Wednesday, February 08, 2012

February 8, 2012--Offshore Everywhere

For those of you who think about the future of the United States on the world stage, if you do not know the work of Tom Engelhardt, I recommend him. He links U.S. cultural history to the ways in which we have fought our wars. He is also insightful about the future.

Engelhardt is author of the acclaimed The End of Victory Culture and The United States of Fear. Here is a sample of his work from his blog, TomDispatch.com. In "Offshore Everywhere—How Drones, Special Operations Forces, and the U.S. Navy Plan to End National Sovereignty As We Know It," he writes:

But here’s the thing: even if the U.S. military is dragging its old habits, weaponry, and global-basing ideas behind it, it’s still heading offshore. There will be no more land wars on the Eurasian continent. Instead, greater emphasis will be placed on the Navy, the Air Force, and a policy “pivot” to face China in southern Asia where the American military position can be strengthened without more giant bases or monster embassies.

For Washington, “offshore” means the world’s boundary-less waters and skies, but also, more metaphorically, it means being repositioned off the coast of national sovereignty and all its knotty problems.
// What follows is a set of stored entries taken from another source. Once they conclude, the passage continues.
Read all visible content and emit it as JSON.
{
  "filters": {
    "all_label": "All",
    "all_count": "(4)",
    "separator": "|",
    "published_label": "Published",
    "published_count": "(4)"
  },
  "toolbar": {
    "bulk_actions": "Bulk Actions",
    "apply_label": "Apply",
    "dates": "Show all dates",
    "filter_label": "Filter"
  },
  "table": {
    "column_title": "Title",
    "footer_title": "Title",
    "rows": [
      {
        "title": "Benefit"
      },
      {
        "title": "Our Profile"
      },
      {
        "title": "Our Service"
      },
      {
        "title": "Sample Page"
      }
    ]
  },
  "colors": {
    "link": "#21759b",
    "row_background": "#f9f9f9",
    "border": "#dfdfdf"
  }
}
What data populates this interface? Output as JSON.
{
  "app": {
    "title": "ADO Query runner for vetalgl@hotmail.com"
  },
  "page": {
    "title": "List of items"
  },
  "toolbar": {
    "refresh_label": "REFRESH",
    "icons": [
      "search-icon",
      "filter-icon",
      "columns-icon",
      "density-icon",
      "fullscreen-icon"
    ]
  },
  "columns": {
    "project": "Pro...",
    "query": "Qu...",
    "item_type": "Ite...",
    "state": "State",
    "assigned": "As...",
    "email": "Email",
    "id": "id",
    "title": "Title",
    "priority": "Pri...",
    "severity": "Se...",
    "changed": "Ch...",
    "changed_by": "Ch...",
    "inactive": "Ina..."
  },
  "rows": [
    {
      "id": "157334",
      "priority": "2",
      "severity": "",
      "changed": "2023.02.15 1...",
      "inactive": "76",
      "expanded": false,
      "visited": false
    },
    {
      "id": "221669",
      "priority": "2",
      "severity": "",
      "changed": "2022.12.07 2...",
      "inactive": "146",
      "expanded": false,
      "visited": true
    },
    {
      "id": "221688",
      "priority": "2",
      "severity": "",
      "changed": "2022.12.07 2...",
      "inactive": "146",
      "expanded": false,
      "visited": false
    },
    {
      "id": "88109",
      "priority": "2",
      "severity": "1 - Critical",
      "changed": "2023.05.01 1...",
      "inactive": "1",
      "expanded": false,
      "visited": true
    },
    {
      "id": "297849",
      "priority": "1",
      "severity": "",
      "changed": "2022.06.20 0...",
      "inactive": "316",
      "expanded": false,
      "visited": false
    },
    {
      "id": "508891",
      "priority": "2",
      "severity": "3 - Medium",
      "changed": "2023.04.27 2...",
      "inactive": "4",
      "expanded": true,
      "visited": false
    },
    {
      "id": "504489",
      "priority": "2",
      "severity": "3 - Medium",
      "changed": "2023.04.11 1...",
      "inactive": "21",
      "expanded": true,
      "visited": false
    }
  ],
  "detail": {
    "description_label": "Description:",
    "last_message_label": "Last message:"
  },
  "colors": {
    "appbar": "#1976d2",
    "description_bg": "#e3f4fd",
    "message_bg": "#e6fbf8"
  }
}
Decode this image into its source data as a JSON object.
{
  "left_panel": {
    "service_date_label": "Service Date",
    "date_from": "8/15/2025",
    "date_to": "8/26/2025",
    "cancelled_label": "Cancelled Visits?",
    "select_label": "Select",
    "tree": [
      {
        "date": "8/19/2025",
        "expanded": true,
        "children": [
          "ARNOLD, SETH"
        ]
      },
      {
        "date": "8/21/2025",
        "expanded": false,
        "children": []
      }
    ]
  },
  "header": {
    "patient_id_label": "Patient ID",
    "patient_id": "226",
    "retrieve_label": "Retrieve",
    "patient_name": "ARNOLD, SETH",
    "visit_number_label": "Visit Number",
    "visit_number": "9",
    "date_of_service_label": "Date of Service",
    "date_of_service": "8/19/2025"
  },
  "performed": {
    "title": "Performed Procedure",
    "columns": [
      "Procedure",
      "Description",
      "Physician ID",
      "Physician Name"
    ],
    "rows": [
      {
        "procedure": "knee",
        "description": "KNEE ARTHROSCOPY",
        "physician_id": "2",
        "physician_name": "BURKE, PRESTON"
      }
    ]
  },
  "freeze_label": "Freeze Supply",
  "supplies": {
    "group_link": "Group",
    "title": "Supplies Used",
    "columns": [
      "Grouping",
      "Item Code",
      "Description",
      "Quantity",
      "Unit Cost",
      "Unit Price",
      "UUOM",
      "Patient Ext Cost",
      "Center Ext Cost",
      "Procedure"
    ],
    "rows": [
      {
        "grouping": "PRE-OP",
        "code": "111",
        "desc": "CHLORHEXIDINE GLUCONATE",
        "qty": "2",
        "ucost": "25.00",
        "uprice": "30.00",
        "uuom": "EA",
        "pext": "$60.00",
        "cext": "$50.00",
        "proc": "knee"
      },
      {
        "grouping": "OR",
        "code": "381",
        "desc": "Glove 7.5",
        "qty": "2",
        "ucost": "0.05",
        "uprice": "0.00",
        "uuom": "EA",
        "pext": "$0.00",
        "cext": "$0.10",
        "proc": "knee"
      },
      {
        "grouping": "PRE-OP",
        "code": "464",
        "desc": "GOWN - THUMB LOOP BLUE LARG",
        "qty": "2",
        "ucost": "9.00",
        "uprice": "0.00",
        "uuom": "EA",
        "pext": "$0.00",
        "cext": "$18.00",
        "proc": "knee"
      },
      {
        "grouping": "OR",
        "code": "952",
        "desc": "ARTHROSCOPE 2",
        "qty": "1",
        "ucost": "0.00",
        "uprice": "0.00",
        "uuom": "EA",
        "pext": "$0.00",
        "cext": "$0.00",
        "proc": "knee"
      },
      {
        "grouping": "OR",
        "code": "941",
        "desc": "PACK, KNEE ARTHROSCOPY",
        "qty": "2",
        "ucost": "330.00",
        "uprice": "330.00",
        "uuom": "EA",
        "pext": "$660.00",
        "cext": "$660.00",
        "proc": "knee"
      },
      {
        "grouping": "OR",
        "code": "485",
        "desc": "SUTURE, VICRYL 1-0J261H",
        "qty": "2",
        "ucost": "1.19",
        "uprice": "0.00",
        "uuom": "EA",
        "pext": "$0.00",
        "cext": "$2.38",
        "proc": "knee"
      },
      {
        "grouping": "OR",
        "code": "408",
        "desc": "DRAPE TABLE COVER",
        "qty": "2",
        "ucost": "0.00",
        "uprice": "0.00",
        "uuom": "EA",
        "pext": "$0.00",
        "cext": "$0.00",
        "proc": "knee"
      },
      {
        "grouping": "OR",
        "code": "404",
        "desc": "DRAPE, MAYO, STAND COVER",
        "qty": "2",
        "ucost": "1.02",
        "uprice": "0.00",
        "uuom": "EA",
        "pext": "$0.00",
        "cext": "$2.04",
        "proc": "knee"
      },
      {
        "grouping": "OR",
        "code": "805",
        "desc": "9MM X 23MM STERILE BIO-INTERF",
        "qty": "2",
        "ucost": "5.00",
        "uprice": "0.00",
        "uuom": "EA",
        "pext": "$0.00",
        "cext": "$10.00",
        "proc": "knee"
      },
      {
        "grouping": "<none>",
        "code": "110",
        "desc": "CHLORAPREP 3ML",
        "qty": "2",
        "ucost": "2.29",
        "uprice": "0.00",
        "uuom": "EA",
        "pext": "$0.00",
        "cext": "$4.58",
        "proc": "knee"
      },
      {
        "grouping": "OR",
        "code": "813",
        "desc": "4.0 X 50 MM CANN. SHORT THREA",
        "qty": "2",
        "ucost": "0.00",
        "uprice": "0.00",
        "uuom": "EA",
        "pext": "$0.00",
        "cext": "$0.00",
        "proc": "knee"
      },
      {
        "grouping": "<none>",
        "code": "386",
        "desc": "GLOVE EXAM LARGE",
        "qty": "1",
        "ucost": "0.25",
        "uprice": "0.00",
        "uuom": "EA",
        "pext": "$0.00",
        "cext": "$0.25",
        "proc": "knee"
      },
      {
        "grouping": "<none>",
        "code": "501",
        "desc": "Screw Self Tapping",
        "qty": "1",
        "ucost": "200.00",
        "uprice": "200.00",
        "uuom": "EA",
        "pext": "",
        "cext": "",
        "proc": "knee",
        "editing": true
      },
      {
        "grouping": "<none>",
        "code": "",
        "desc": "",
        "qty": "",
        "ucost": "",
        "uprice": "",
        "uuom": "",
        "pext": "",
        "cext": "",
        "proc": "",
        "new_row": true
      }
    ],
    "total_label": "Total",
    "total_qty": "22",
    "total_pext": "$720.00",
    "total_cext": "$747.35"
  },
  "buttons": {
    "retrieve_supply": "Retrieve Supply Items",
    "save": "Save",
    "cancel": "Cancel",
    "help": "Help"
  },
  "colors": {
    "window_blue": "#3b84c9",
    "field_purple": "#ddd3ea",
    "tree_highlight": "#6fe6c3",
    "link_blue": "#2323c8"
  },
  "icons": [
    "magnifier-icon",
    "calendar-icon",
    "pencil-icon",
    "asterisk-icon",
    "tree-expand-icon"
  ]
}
This change, on its way for years, will officially rebrand the planet as an American free-fire zone, unchaining Washington from the limits that national borders once imposed. New ways to cross borders and new technology for doing it without permission are clearly in the planning stages, and U.S. forces are being reconfigured accordingly. . . .

Along with those skies filled with increasing numbers of drones goes a rise in U.S. special operations forces. They, too, are almost by definition boundary-busting outfits. Once upon a time, an American president had his own “private army” -- the CIA. Now, in a sense, he has his own private military. Formerly modest-sized units of elite special operations forces have grown into a force of 60,000, a secret military cocooned in the military, which is slated for further expansion. According to Nick Turse, in 2011 special operations units were in 120 nations, almost two-thirds of the countries on Earth.

By their nature, special operations forces work in the shadows: as hunter-killer teams, night raiders, and border-crossers. They function in close conjunction with drones and, as the regular Army slowly withdraws from its giant garrisons in places like Europe, they are preparing to operate in a new world of stripped-down bases called “lily pads” -- think frogs jumping across a pond to their prey. No longer will the Pentagon be building American towns with all the amenities of home, but forward-deployed, minimalist outposts near likely global hotspots, like Camp Lemonnier in the North African nation of Djibouti.

Increasingly, American war itself will enter those shadows, where crossings of every sort of border, domestic as well as foreign, are likely to take place with little accountability to anyone, except the president and the national security complex.